2 - Building a v2 config (template)

Start from tutorials/syn_cremi.yaml and apply three changes:

(a) Switch the model output to 3 channels and use a non-exclusive BCE loss (or WeightedCE if you prefer exclusive masks):

default:
  model:
    out_channels: 3
    loss:
      losses:
      - function: WeightedBCEWithLogitsLoss
        weight: 1.0
        kwargs: {reduction: mean}
        pred_slice: "0:3"
        target_slice: "0:3"

(b) Drive target generation through the polarity helper. In your data.label_transform block, generate the 3-channel polarity target from instance labels by post-processing your label volume through connectomics.data.processing.target.seg_to_polarity (invoke from a small data-preparation script ahead of training, or add it as a custom processing step). Disable the cleft binary path that ships in syn_cremi.yaml.

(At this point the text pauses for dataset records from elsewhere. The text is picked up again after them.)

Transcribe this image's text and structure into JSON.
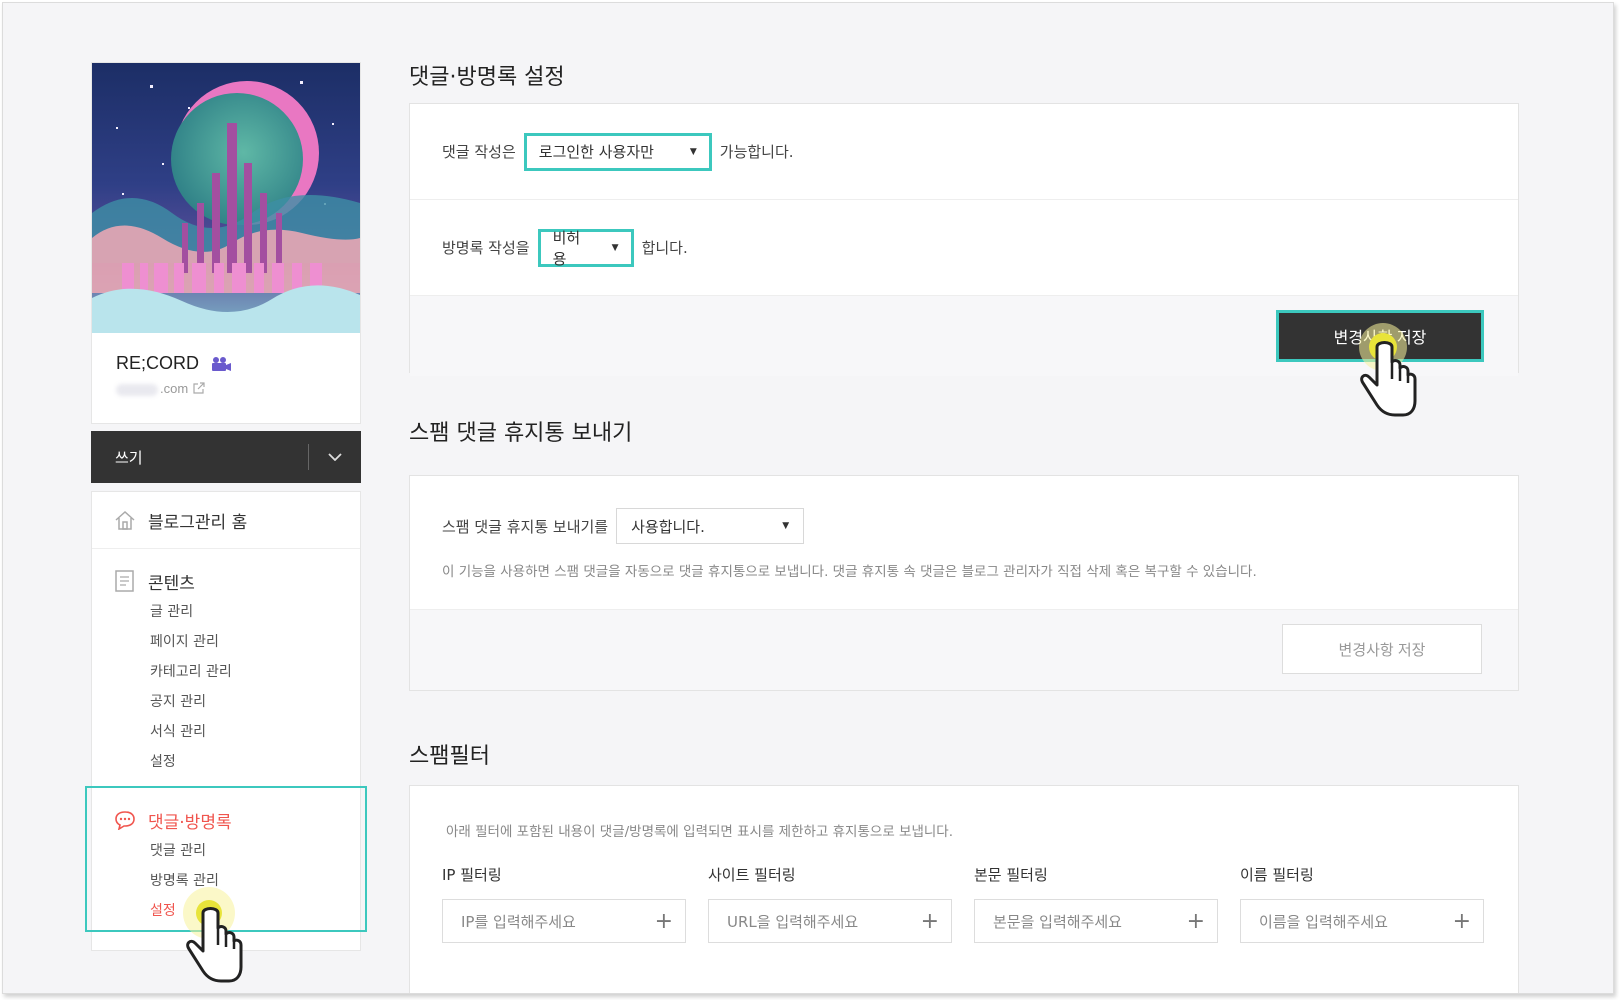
{
  "sidebar": {
    "blog_name": "RE;CORD",
    "blog_url_suffix": ".com",
    "write_label": "쓰기",
    "home_label": "블로그관리 홈",
    "content_section": {
      "title": "콘텐츠",
      "items": [
        "글 관리",
        "페이지 관리",
        "카테고리 관리",
        "공지 관리",
        "서식 관리",
        "설정"
      ]
    },
    "comment_section": {
      "title": "댓글·방명록",
      "items": [
        "댓글 관리",
        "방명록 관리",
        "설정"
      ]
    }
  },
  "comment_settings": {
    "title": "댓글·방명록 설정",
    "comment_prefix": "댓글 작성은",
    "comment_option": "로그인한 사용자만",
    "comment_suffix": "가능합니다.",
    "guestbook_prefix": "방명록 작성을",
    "guestbook_option": "비허용",
    "guestbook_suffix": "합니다.",
    "save_label": "변경사항 저장"
  },
  "spam_trash": {
    "title": "스팸 댓글 휴지통 보내기",
    "label": "스팸 댓글 휴지통 보내기를",
    "option": "사용합니다.",
    "description": "이 기능을 사용하면 스팸 댓글을 자동으로 댓글 휴지통으로 보냅니다. 댓글 휴지통 속 댓글은 블로그 관리자가 직접 삭제 혹은 복구할 수 있습니다.",
    "save_label": "변경사항 저장"
  },
  "spam_filter": {
    "title": "스팸필터",
    "description": "아래 필터에 포함된 내용이 댓글/방명록에 입력되면 표시를 제한하고 휴지통으로 보냅니다.",
    "filters": [
      {
        "label": "IP 필터링",
        "placeholder": "IP를 입력해주세요"
      },
      {
        "label": "사이트 필터링",
        "placeholder": "URL을 입력해주세요"
      },
      {
        "label": "본문 필터링",
        "placeholder": "본문을 입력해주세요"
      },
      {
        "label": "이름 필터링",
        "placeholder": "이름을 입력해주세요"
      }
    ]
  },
  "colors": {
    "highlight": "#3cc8be",
    "accent_red": "#f0554e",
    "dark_button": "#333333"
  }
}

  1. Add the polarity decoder under decoding.steps:

decoding:
  steps:
  - name: polarity2instance
    kwargs:
      # default: non-exclusive (independent BCE channels);
      # set true if you trained with WeightedCE / softmax.
      exclusive: false

The rest of the CREMI config (RSUNet, anisotropic 18 × 256 × 256 patches, sliding-window inference, EMA, augmentation profile) carries over.

Tip

Synapses are sparse, so add rejection sampling to focus training on patches that contain foreground:

data:
  dataloader:
    reject_sampling:
      size_thres: 1000
      p: 0.95

This is what syn_cremi.yaml already does for cleft detection; keep it for polarity training.

3 - Run training

Once your config is assembled (e.g. saved as tutorials/syn_em_r50.yaml):

conda activate pytc
python scripts/main.py --config tutorials/syn_em_r50.yaml

4 - Inference, decoding, evaluation

python scripts/main.py --config tutorials/syn_em_r50.yaml \
    --mode test \
    --checkpoint outputs/<exp>/<timestamp>/checkpoints/last.ckpt

The decoding stage runs polarity2instance, which converts the 3-channel probability map into per-synapse instance masks with a recorded side (pre vs. post). For programmatic use:

from connectomics.decoding import polarity2instance
# volume: (3, D, H, W) prediction, channels = [pre, post, syn]
instances = polarity2instance(volume)

The exclusive=True variant interprets the channels as a softmax output over {background, pre, post} and uses a different connected- component path; pass exclusive=True to polarity2instance if your model was trained with WeightedCE.

5 - Reference behavior

  • Training loss is dominated by the synaptic-union channel early on; the pre / post channels improve as the model learns spatial directionality, typically after the first cosine decay phase. Rejection sampling plus higher foreground weights is essential — without it, pre and post collapse to all-zeros.

  • Inference is identical to the CREMI flow (same RSUNet, same sliding window). The decoder runs in CPU and is fast.

  • Reporting the published EM-R50 F1 is computed against the Lin et al. 2020 evaluation script. Comparable code lives in the upstream paper repo; contact the maintainers if you intend to benchmark formally.